With the way to both boodle combines closed thus by the flight of their go-betweens, Mr. Folk might well have been stayed; but he wasn’t. He proceeded with his examination of witnesses, and to loosen their tongues he brought on the trials of Lehmann and Faulkner for perjury. They were well defended, but against them appeared, as against Meysenburg, President Turner, of the Suburban Railway, and Philip Stock, the brewery secretary. The perjurers were found guilty. Meanwhile Mr. Folk was trying through both Washington and Jefferson City to have Murrell and Kratz brought back. These regular channels failing, he applied to his sources of information in Murrell’s (the House) combine, and he soon learned that the fugitive was ill, without money, and unable to communicate with his wife or friends. Money that had been raised for him to flee with had been taken by others, and another fund sent to him by a fellow-boodler did not reach him. The fellow-boodler did, but he failed to deliver the money. Murrell wanted to come home, and Mr. Folk, glad to welcome him, let him come as far as a small town just outside of St. Louis. There he was held till Mr. Folk could arrange a coup and make sure of a witness to corroborate what Murrell should say; for, secure in the absence of Murrell, the whole House combine was denying everything. One day (in September, 1902) Mr. Folk called one of them, George F. Robertson, into his office.

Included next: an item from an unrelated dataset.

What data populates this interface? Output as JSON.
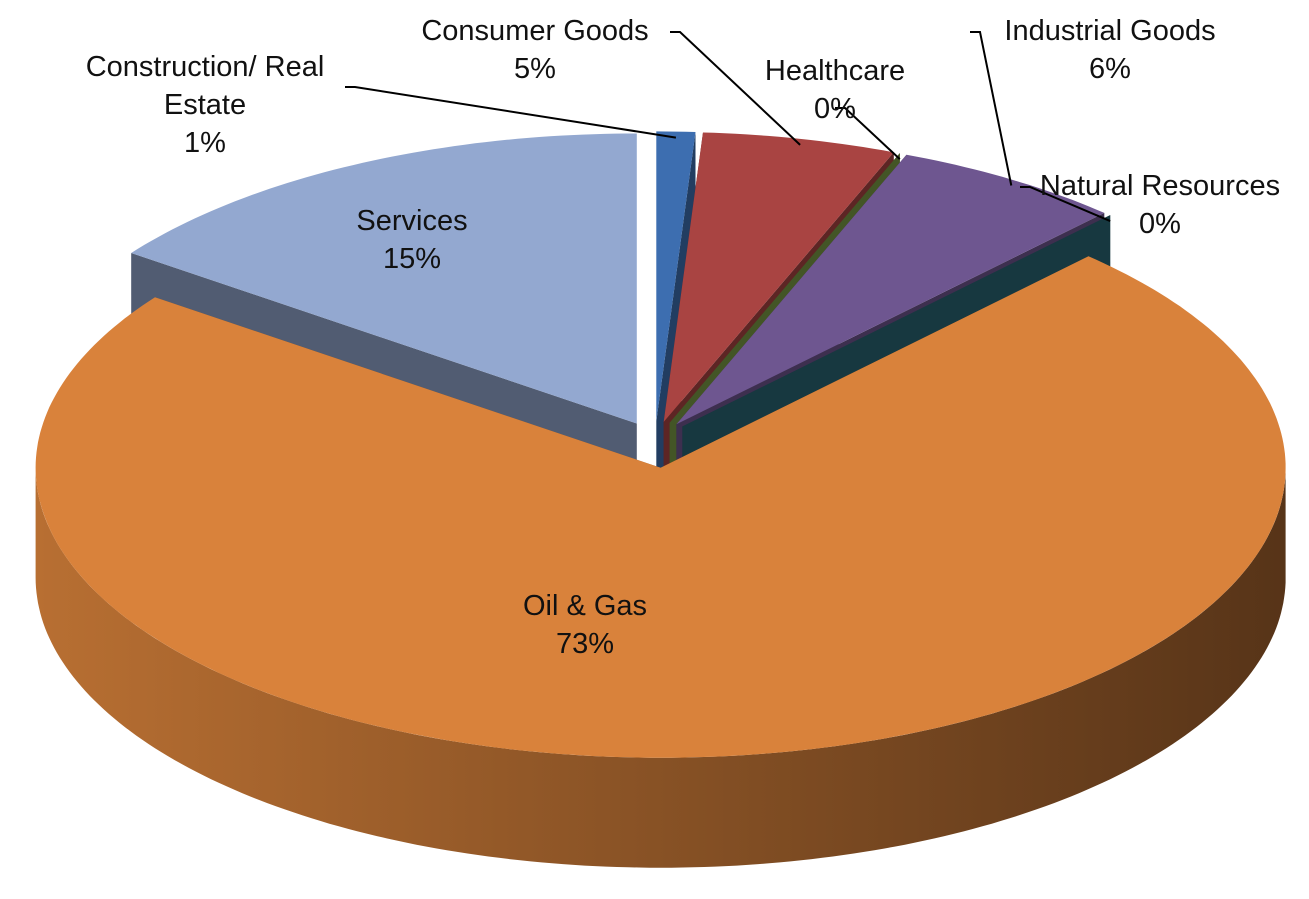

They had a long talk together, and Mr. Folk asked him, as he had time and again, to tell what he knew about the Suburban deal.
“I have told you many times, Mr. Folk,” said Robertson, “that I know nothing about that.”
“What would you say if you should see Murrell here?” Mr. Folk asked.
“Murrell!” exclaimed Robertson. “That’s good, that is. Why, yes, I’d like to see Murrell.”
He was laughing as Mr. Folk went to the door and called, “Murrell.” Murrell walked in. Robertson’s smile passed. He gripped his seat, and arose like a man lifted by an electric shock. Once on his feet, he stood there staring as at a ghost.
“Murrell,” said Mr. Folk quietly, “the jig is up, isn’t it?”